Autobiographical Index Page Experiment (AIPE)

A One-Page Experiment
aipe projectIn this first project, you will create a single web page--a prototype of a home page for a prospective personal web site.

I will ask you to experiment with using autobiographical details from your life to create this page. You will not be required to use it as your actual home page, of course. It is simply an experiment.

Two or Three Themes
You will create an inventory (basically, a set of lists) of autobiographical details using a format that I will provide you. For your privacy in filling out this inventory, you should use very brief phrases, abbreviations, code words, symbols, etc. so only you will know the meaning of each item. From this inventory of details, you will choose two or three ideas or images to use as themes in the design of your page. The themes are important because, together, they will suggest (without explaining) something about yourself.

Obviously, you should choose only themes that you don't mind sharing with other people to convey an impression of yourself.

Web Design's "Indexical" Voice
Web design is less like writing a book and more like making a movie. In writing, you speak directly to your reader and explain what you have to say. Often, you even explain your explanations.

In making a movie, on the other hand, you don't explain so much as point. You point the camera at this, and then pan around to make the viewer look at something else, and then something else, etc. Movies are called an "indexical" medium because they suggest meaning by pointing, as if with your index finger.

Web pages are like movies in that they don't explain themselves at length, but suggest larger meanings by pointing.
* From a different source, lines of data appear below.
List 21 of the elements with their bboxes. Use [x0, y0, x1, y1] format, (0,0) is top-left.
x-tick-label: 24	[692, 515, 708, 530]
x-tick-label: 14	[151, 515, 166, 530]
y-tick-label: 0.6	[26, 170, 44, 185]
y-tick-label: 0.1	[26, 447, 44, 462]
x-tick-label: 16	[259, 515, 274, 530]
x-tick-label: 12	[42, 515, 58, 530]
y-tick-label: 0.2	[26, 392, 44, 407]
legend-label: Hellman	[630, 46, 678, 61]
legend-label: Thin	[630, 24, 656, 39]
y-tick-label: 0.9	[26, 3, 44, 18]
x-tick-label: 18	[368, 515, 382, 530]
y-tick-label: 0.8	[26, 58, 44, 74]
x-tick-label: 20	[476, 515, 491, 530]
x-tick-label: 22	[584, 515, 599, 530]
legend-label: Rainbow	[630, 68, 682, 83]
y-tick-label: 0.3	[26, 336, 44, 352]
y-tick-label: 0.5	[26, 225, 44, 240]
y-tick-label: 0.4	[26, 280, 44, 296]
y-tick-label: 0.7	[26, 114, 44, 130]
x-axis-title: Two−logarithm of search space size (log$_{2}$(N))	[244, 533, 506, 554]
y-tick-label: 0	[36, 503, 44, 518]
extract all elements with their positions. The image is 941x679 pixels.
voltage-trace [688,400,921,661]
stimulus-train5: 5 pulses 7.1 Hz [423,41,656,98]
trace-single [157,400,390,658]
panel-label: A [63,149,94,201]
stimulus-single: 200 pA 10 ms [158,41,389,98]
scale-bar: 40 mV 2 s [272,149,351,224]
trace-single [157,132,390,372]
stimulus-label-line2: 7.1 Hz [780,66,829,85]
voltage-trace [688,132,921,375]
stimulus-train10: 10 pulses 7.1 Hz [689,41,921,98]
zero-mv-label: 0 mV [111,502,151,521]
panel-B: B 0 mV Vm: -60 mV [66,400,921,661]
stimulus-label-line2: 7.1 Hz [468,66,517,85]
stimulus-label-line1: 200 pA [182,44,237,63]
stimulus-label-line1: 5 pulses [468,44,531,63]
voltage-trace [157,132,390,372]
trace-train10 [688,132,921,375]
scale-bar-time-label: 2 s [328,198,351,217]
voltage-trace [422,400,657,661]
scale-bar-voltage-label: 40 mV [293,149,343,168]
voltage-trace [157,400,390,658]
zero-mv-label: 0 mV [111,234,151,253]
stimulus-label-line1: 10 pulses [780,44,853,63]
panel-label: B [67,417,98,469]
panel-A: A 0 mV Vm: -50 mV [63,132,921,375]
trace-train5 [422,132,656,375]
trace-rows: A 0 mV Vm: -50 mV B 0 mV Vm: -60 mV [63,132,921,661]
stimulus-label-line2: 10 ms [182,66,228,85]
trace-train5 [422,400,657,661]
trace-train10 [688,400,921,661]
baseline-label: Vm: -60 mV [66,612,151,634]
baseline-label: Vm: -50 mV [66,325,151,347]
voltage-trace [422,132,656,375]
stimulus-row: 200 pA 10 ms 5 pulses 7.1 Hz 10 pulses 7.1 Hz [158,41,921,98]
Rather than actors, scenery, and actions, web pages point at images, menus, lists, quotations, colors, fonts, and other small chunks of visual and informational content and leave it up to the viewer/reader (the "veader") to make the judgment:

Unity Paragraph
I will ask you to write a substantive paragraph--to be included in your commentary, but not on your web page--which describes how your page's several themes arise from your autobiography, which might include your past, your "position," your tastes, your opinions, your values, your plans, your vision of the future, etc.). This paragraph will explain how these varied--maybe even contradictory--themes are unified by some idea of you which is more complex and truer than simply saying "I'm a typical, busy college student," or "I like the outdoors."

Begin this paragraph with a list: three or four items from your autobiographical inventory (or "Memory of Earth"). Themes on my home page, for instance, include Duluth seasons (especially fall and winter), cats, academia, and the color orange.

Try writing the paragraph unifying your themes before you start designing the page.

Summary
In this first assignment, then, you will make an autobiographical inventory to invent a complex, autobiographical idea or "story" that suggests something essential about yourself. (I hasten to add that this autobiographical idea or story is not the only one possible, but simply the one you've chosen for this experiment from two or three of the millions of details of your life. The idea/story doesn't even need to be true.) On a single web page, you will strategically convey that defining idea or story by designing your page around two or three themes suggested in your choice and presentation of visual or informational content.

Criteria:

  1. that the assignment is completed as a single web page

  2. whether the page's tone, choice of content, design, etc. are appropriate for a prototype of a personal home page

  3. the extent to which the page's design is defined by the choice of two or three autobiographical themes

  4. the degree to which these autobiographical themes or motifs are restated and reinforced in images, colors, word choice, headers, choice of content, etc. (One picture of a lake doesn't constitute a lake theme.)

  5. that more than one theme is used, and that the themes are individualizing enough to avoid the effects of caricature, monomania, obsession, flat-characterization, etc. (example: Marsha's Angels Page, from a parody "Fall of the Site of Marsha" by UMD's own Rob Wittig

  6. the extent to which the themes are presented in a way that suggests an individualizing story, complex idea, personality, style, viewpoint, etc. without your explicitly explaining their appearance together or the meaning of their relationships.

  7. whether the design of the page makes effective use of screen real estate without seeming cramped or uninviting to the eye

  8. whether the design of the page makes effective use of visual hierarchy to give the eye useful landing places which reliably reveal the meaningful structure of the page

  9. the degree to which the page design uses a combination of words and images appropriate to contemporary web-page design.

  10. that the page functions consistently

  11. that images are well optimized and functioning, and correctly proportioned and scaled.

  12. how well the commentary explains the sources and the unity of the themes in a "Unity Paragraph."

  13. how well the commentary conveys the logic and intention of the themes' choices, and the strategies used to deploy them in a coherent design scheme.

  14. how well the commentary compares the project's purpose and method with at least two of the examples considered in class.

  15. that the commentary thoughtfully employs--and elaborates its use of--the critical vocabulary of web design and the assignment at least four times. The use of these terms should be productive and seem natural, rather than forced and mechanical. Please type these critical terms in bold.

  16. whether all outside references in the commentary--including online ones--are cited correctly using MLA-style in-text citation format and bibliographic documentation at the end of the commentary.